I am slowly becoming inspired. It is a strange sneaking-up-on-you kind of inspiration. Not a hit, punch, or blow, but a kind of awakening. I find myself grateful that I have the time, without rushing to feed guests, to sip morning coffee on the porch and note how cool it is. It’s not like the fall or spring coolness that we encounter back East. There’s no anticipation of new bulbs or dead leaves. The cool is huge and empty, as on an ocean, beyond seasons. The cool passes over the ranch like a ghost chasing the night. It heads west along the Smith Fork River and continues, running from the morning. The cool is bold and careless and in a hurry. And there is always the sound of the wind, endless, like waves that never crash.
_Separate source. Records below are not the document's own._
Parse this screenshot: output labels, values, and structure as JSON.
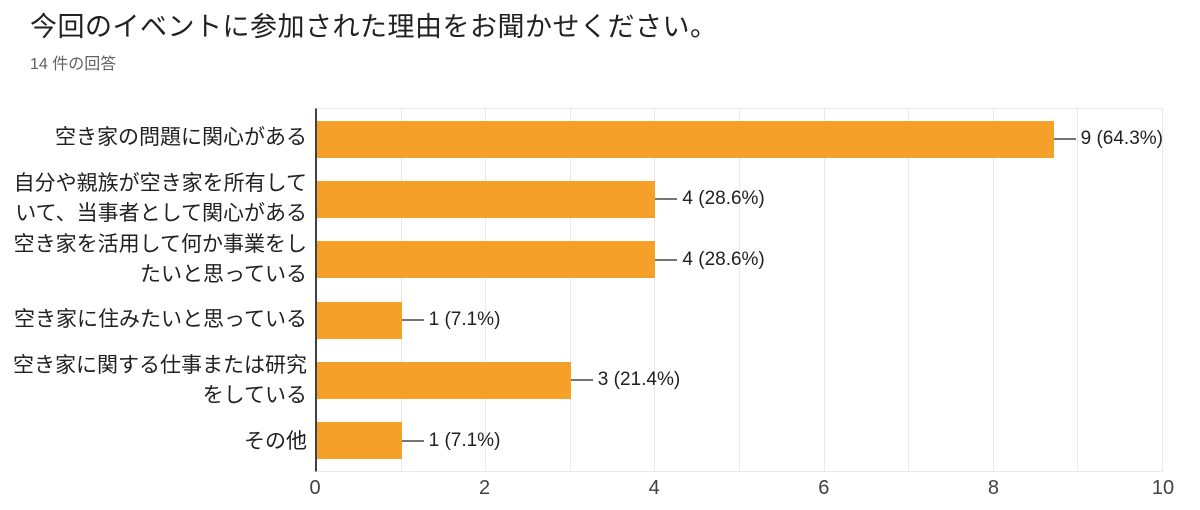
{
  "page": {
    "title": "今回のイベントに参加された理由をお聞かせください。",
    "subtitle": "14 件の回答"
  },
  "colors": {
    "bar": "#f5a028",
    "axis": "#424242",
    "gridline": "#e9e9e9",
    "title_text": "#212121",
    "subtitle_text": "#616161",
    "label_text": "#212121",
    "value_text": "#212121",
    "tick_text": "#424242",
    "callout_line": "#757575"
  },
  "chart_data": {
    "type": "bar",
    "orientation": "horizontal",
    "title": "今回のイベントに参加された理由をお聞かせください。",
    "subtitle": "14 件の回答",
    "total_responses": 14,
    "categories": [
      "空き家の問題に関心がある",
      "自分や親族が空き家を所有していて、当事者として関心がある",
      "空き家を活用して何か事業をしたいと思っている",
      "空き家に住みたいと思っている",
      "空き家に関する仕事または研究をしている",
      "その他"
    ],
    "category_label_lines": [
      [
        "空き家の問題に関心がある"
      ],
      [
        "自分や親族が空き家を所有して",
        "いて、当事者として関心がある"
      ],
      [
        "空き家を活用して何か事業をし",
        "たいと思っている"
      ],
      [
        "空き家に住みたいと思っている"
      ],
      [
        "空き家に関する仕事または研究",
        "をしている"
      ],
      [
        "その他"
      ]
    ],
    "values": [
      9,
      4,
      4,
      1,
      3,
      1
    ],
    "value_labels": [
      "9 (64.3%)",
      "4 (28.6%)",
      "4 (28.6%)",
      "1 (7.1%)",
      "3 (21.4%)",
      "1 (7.1%)"
    ],
    "xlabel": "",
    "ylabel": "",
    "xlim": [
      0,
      10
    ],
    "xticks": [
      0,
      2,
      4,
      6,
      8,
      10
    ],
    "gridline_every": 1,
    "grid": "on",
    "legend_position": "none"
  }
}
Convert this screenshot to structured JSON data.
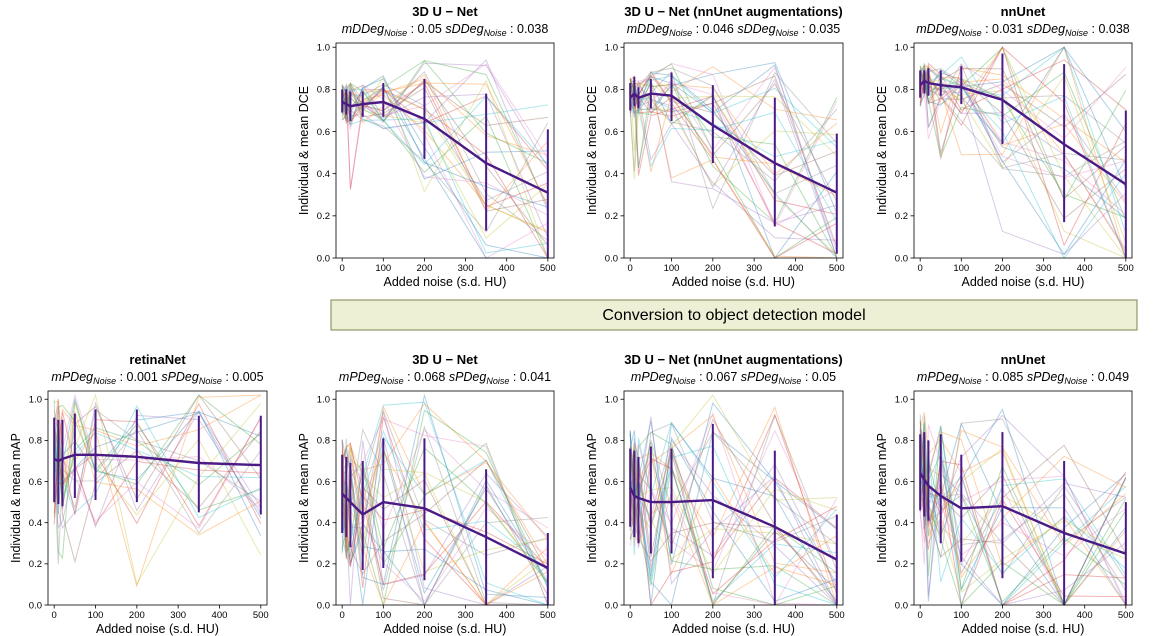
{
  "figure": {
    "banner": {
      "text": "Conversion to object detection model",
      "fill": "#eef0d6",
      "stroke": "#7f8550"
    },
    "colors": {
      "mean": "#4b1a85",
      "individual": [
        "#1f77b4",
        "#ff7f0e",
        "#2ca02c",
        "#d62728",
        "#9467bd",
        "#8c564b",
        "#e377c2",
        "#7f7f7f",
        "#bcbd22",
        "#17becf"
      ]
    }
  },
  "chart_data": [
    {
      "type": "line",
      "id": "dce-3dunet",
      "title": "3D U − Net",
      "metric": {
        "m_label": "mDDeg",
        "s_label": "sDDeg",
        "sub": "Noise",
        "m_value": "0.05",
        "s_value": "0.038"
      },
      "xlabel": "Added noise (s.d. HU)",
      "ylabel": "Individual & mean DCE",
      "xlim": [
        -15,
        515
      ],
      "ylim": [
        0,
        1.02
      ],
      "xticks": [
        "0",
        "100",
        "200",
        "300",
        "400",
        "500"
      ],
      "yticks": [
        "0.0",
        "0.2",
        "0.4",
        "0.6",
        "0.8",
        "1.0"
      ],
      "x": [
        0,
        10,
        20,
        50,
        100,
        200,
        350,
        500
      ],
      "mean": [
        0.74,
        0.73,
        0.72,
        0.73,
        0.74,
        0.66,
        0.45,
        0.31
      ],
      "err_low": [
        0.69,
        0.68,
        0.65,
        0.67,
        0.67,
        0.47,
        0.13,
        0.0
      ],
      "err_high": [
        0.8,
        0.8,
        0.79,
        0.79,
        0.83,
        0.85,
        0.78,
        0.61
      ],
      "individual_count": 32
    },
    {
      "type": "line",
      "id": "dce-3dunet-aug",
      "title": "3D U − Net (nnUnet augmentations)",
      "metric": {
        "m_label": "mDDeg",
        "s_label": "sDDeg",
        "sub": "Noise",
        "m_value": "0.046",
        "s_value": "0.035"
      },
      "xlabel": "Added noise (s.d. HU)",
      "ylabel": "Individual & mean DCE",
      "xlim": [
        -15,
        515
      ],
      "ylim": [
        0,
        1.02
      ],
      "xticks": [
        "0",
        "100",
        "200",
        "300",
        "400",
        "500"
      ],
      "yticks": [
        "0.0",
        "0.2",
        "0.4",
        "0.6",
        "0.8",
        "1.0"
      ],
      "x": [
        0,
        10,
        20,
        50,
        100,
        200,
        350,
        500
      ],
      "mean": [
        0.76,
        0.78,
        0.76,
        0.78,
        0.77,
        0.63,
        0.45,
        0.31
      ],
      "err_low": [
        0.7,
        0.72,
        0.71,
        0.71,
        0.65,
        0.45,
        0.15,
        0.02
      ],
      "err_high": [
        0.83,
        0.86,
        0.81,
        0.85,
        0.88,
        0.82,
        0.76,
        0.59
      ],
      "individual_count": 32
    },
    {
      "type": "line",
      "id": "dce-nnunet",
      "title": "nnUnet",
      "metric": {
        "m_label": "mDDeg",
        "s_label": "sDDeg",
        "sub": "Noise",
        "m_value": "0.031",
        "s_value": "0.038"
      },
      "xlabel": "Added noise (s.d. HU)",
      "ylabel": "Individual & mean DCE",
      "xlim": [
        -15,
        515
      ],
      "ylim": [
        0,
        1.02
      ],
      "xticks": [
        "0",
        "100",
        "200",
        "300",
        "400",
        "500"
      ],
      "yticks": [
        "0.0",
        "0.2",
        "0.4",
        "0.6",
        "0.8",
        "1.0"
      ],
      "x": [
        0,
        10,
        20,
        50,
        100,
        200,
        350,
        500
      ],
      "mean": [
        0.82,
        0.84,
        0.83,
        0.82,
        0.81,
        0.75,
        0.54,
        0.35
      ],
      "err_low": [
        0.76,
        0.78,
        0.77,
        0.77,
        0.73,
        0.54,
        0.17,
        0.0
      ],
      "err_high": [
        0.89,
        0.89,
        0.9,
        0.89,
        0.91,
        0.97,
        0.92,
        0.7
      ],
      "individual_count": 32
    },
    {
      "type": "line",
      "id": "map-retinanet",
      "title": "retinaNet",
      "metric": {
        "m_label": "mPDeg",
        "s_label": "sPDeg",
        "sub": "Noise",
        "m_value": " 0.001",
        "s_value": "0.005"
      },
      "xlabel": "Added noise (s.d. HU)",
      "ylabel": "Individual & mean mAP",
      "xlim": [
        -15,
        515
      ],
      "ylim": [
        0,
        1.04
      ],
      "xticks": [
        "0",
        "100",
        "200",
        "300",
        "400",
        "500"
      ],
      "yticks": [
        "0.0",
        "0.2",
        "0.4",
        "0.6",
        "0.8",
        "1.0"
      ],
      "x": [
        0,
        10,
        20,
        50,
        100,
        200,
        350,
        500
      ],
      "mean": [
        0.71,
        0.7,
        0.71,
        0.73,
        0.73,
        0.72,
        0.69,
        0.68
      ],
      "err_low": [
        0.5,
        0.49,
        0.48,
        0.52,
        0.51,
        0.5,
        0.45,
        0.44
      ],
      "err_high": [
        0.91,
        0.9,
        0.9,
        0.93,
        0.95,
        0.95,
        0.92,
        0.92
      ],
      "individual_count": 24
    },
    {
      "type": "line",
      "id": "map-3dunet",
      "title": "3D U − Net",
      "metric": {
        "m_label": "mPDeg",
        "s_label": "sPDeg",
        "sub": "Noise",
        "m_value": "0.068",
        "s_value": "0.041"
      },
      "xlabel": "Added noise (s.d. HU)",
      "ylabel": "Individual & mean mAP",
      "xlim": [
        -15,
        515
      ],
      "ylim": [
        0,
        1.04
      ],
      "xticks": [
        "0",
        "100",
        "200",
        "300",
        "400",
        "500"
      ],
      "yticks": [
        "0.0",
        "0.2",
        "0.4",
        "0.6",
        "0.8",
        "1.0"
      ],
      "x": [
        0,
        10,
        20,
        50,
        100,
        200,
        350,
        500
      ],
      "mean": [
        0.54,
        0.52,
        0.5,
        0.44,
        0.5,
        0.47,
        0.33,
        0.18
      ],
      "err_low": [
        0.35,
        0.33,
        0.28,
        0.17,
        0.18,
        0.12,
        0.0,
        0.0
      ],
      "err_high": [
        0.73,
        0.72,
        0.69,
        0.7,
        0.81,
        0.81,
        0.66,
        0.35
      ],
      "individual_count": 32
    },
    {
      "type": "line",
      "id": "map-3dunet-aug",
      "title": "3D U − Net (nnUnet augmentations)",
      "metric": {
        "m_label": "mPDeg",
        "s_label": "sPDeg",
        "sub": "Noise",
        "m_value": "0.067",
        "s_value": "0.05"
      },
      "xlabel": "Added noise (s.d. HU)",
      "ylabel": "Individual & mean mAP",
      "xlim": [
        -15,
        515
      ],
      "ylim": [
        0,
        1.04
      ],
      "xticks": [
        "0",
        "100",
        "200",
        "300",
        "400",
        "500"
      ],
      "yticks": [
        "0.0",
        "0.2",
        "0.4",
        "0.6",
        "0.8",
        "1.0"
      ],
      "x": [
        0,
        10,
        20,
        50,
        100,
        200,
        350,
        500
      ],
      "mean": [
        0.57,
        0.53,
        0.52,
        0.5,
        0.5,
        0.51,
        0.38,
        0.22
      ],
      "err_low": [
        0.38,
        0.33,
        0.3,
        0.25,
        0.25,
        0.13,
        0.0,
        0.0
      ],
      "err_high": [
        0.76,
        0.75,
        0.72,
        0.77,
        0.76,
        0.88,
        0.75,
        0.44
      ],
      "individual_count": 32
    },
    {
      "type": "line",
      "id": "map-nnunet",
      "title": "nnUnet",
      "metric": {
        "m_label": "mPDeg",
        "s_label": "sPDeg",
        "sub": "Noise",
        "m_value": "0.085",
        "s_value": "0.049"
      },
      "xlabel": "Added noise (s.d. HU)",
      "ylabel": "Individual & mean mAP",
      "xlim": [
        -15,
        515
      ],
      "ylim": [
        0,
        1.04
      ],
      "xticks": [
        "0",
        "100",
        "200",
        "300",
        "400",
        "500"
      ],
      "yticks": [
        "0.0",
        "0.2",
        "0.4",
        "0.6",
        "0.8",
        "1.0"
      ],
      "x": [
        0,
        10,
        20,
        50,
        100,
        200,
        350,
        500
      ],
      "mean": [
        0.64,
        0.61,
        0.58,
        0.53,
        0.47,
        0.48,
        0.35,
        0.25
      ],
      "err_low": [
        0.46,
        0.43,
        0.41,
        0.3,
        0.21,
        0.13,
        0.0,
        0.0
      ],
      "err_high": [
        0.83,
        0.84,
        0.8,
        0.83,
        0.73,
        0.84,
        0.7,
        0.5
      ],
      "individual_count": 32
    }
  ]
}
My appreciation for the rural aesthetic grows steadily. I am in awe of the huge, round bales that dot the surrounding landscape. They give me the same feeling as the Neolithic rocks and circles in northern Europe. There is almost a logic to their randomness that’s just beyond reckoning, and the sight holds me in breathless suspension. I buy eggs from a local rancher and feel as though I’m opening a present every time I lift the top off the carton.
These are books that not only make us think twice about the food we eat, but about the places we live and the flavors that surround us. Bon appétit.